Эта мысль промелькнула у него в уме и отозвалась в сердце. Он сделал несколько шагов вперед и остановился у решетки перед могилами. На одном памятнике лежал засохший венок. Его каждый год заменяли свежим. Тут схоронена была мать Германа, а рядом с ней — его отец. Молодой человек задумался. Первый раз ему приходилось быть так близко ко всем этим могилам. Ни одного из лежавших под их памятниками он не помнил. Отец и мать умерли, когда ему было немного больше года, но он не забывал слов, сказанных бабушкой много лет назад, когда она один раз выразила горькое сожаление: зачем он родился? Пришел на память и разбойник, шедший на казнь, разодетый в шелк, бархат, черноглазый, красивый, с ослепительно белыми зубами — вылитый портрет самого Германа... Рядом с разбойником встала фигура отца Элизабеты — в бильярдной, утиравшего слезы кистью своего шерстяного колпака, а вслед затем опять вспомнились те двое, что сейчас сидели тут, перед алтарем, вспомнились слова, которые он услышал... Быстро все это промелькнуло в уме Германа и отдалось в сердце — слишком быстро — словами не выразишь всего.

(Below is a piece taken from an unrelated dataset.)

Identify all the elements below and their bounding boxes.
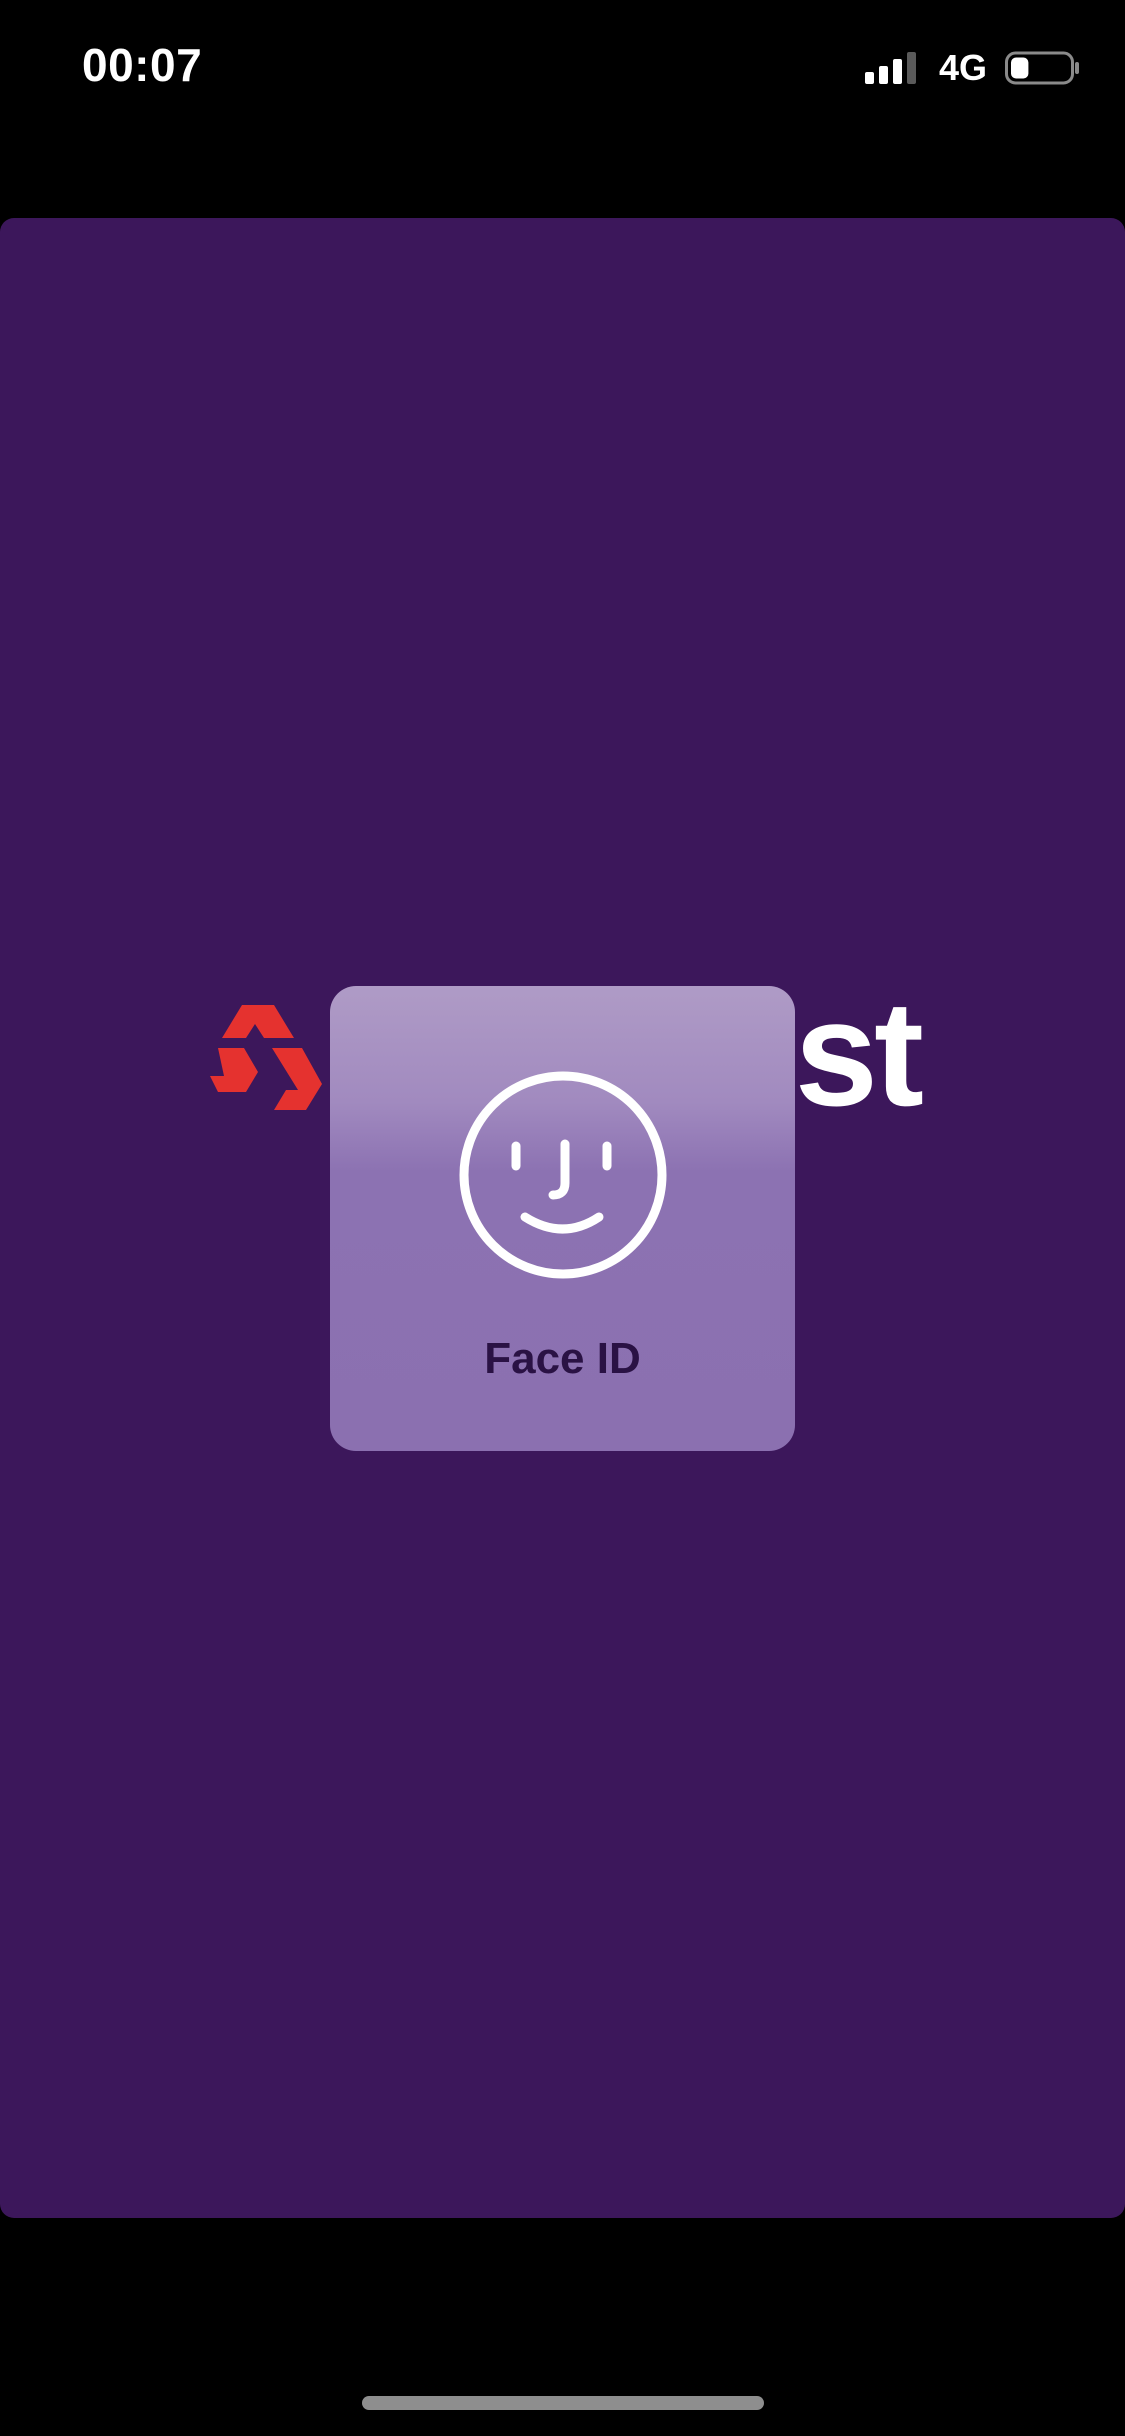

Несколько минут стоял в своем раздумье Герман. Послышался шорох ключа в двери, которая вела с кладбища в часовню. Дверь отворилась, и вошли баронесса с мадам Кроне. Обе сильно удивились, увидев его.

— Герман! Ты здесь! — воскликнула бабушка.

— Я не нашел ни души у вас дома, и пришел сюда, — отвечал он, — а меня заперли. Вот не думал, чтобы вы сюда пришли! Здесь не место поздравить вас с днем рожденья и пожелать вам всего лучшего.

— Поздравляй, ничего! — отвечала баронесса. — Разве ты не знаешь, что я вовсе не в этот день родилась? Мой настоящий день рожденья ничем не был отмечен. Четырнадцатое августа отмечено кровным оскорблением, которое кое-кто нанес моему отцу, моей матери и мне самой, поэтому я и делаю этот день праздником для бедных. Ты не должен хвалить меня за это, и я себя не похвалю; я допустила сохраниться в душе моей ненависть к оскорбившему... Но старый король Фридрих молится теперь за помещика, как молился за крестьянина.

Герман ласково, с участием кивнул бабушке.

— Сегодня, — продолжала она, — я все привела в порядок дома и пришла сюда сказать, что я прощаю, забываю старое. Больше я не переступлю этого порога, пока меня не принесут в гробу. Да, поверишь ли, Герман, что мне приятнее было бы лежать не здесь, а на кладбище? Дай руку! Слушай: вот здесь покоится твоя мать. Она была чистая, невинная женщина; порадуй ее и меня — будь всегда добр к бедным людям! Все мы созданы из одной горсти земли. Если одни ходят в отрепьях, а другие — в золоте, так позолотой нечего гордиться. Благородство есть на всякой ступени человеческого общества; оно не в крови — а в душе! Потому что кровь-то — что там ни говори — у всех у нас одна. Прежде чем бежать по жилам к пяткам, кровь человека пройдет через сердце, и потом опять туда вернется. Так устроена внутренняя жизнь человека, так совершается и внешняя. Заруби это себе на носу... Ну, пойдем отсюда, мой друг!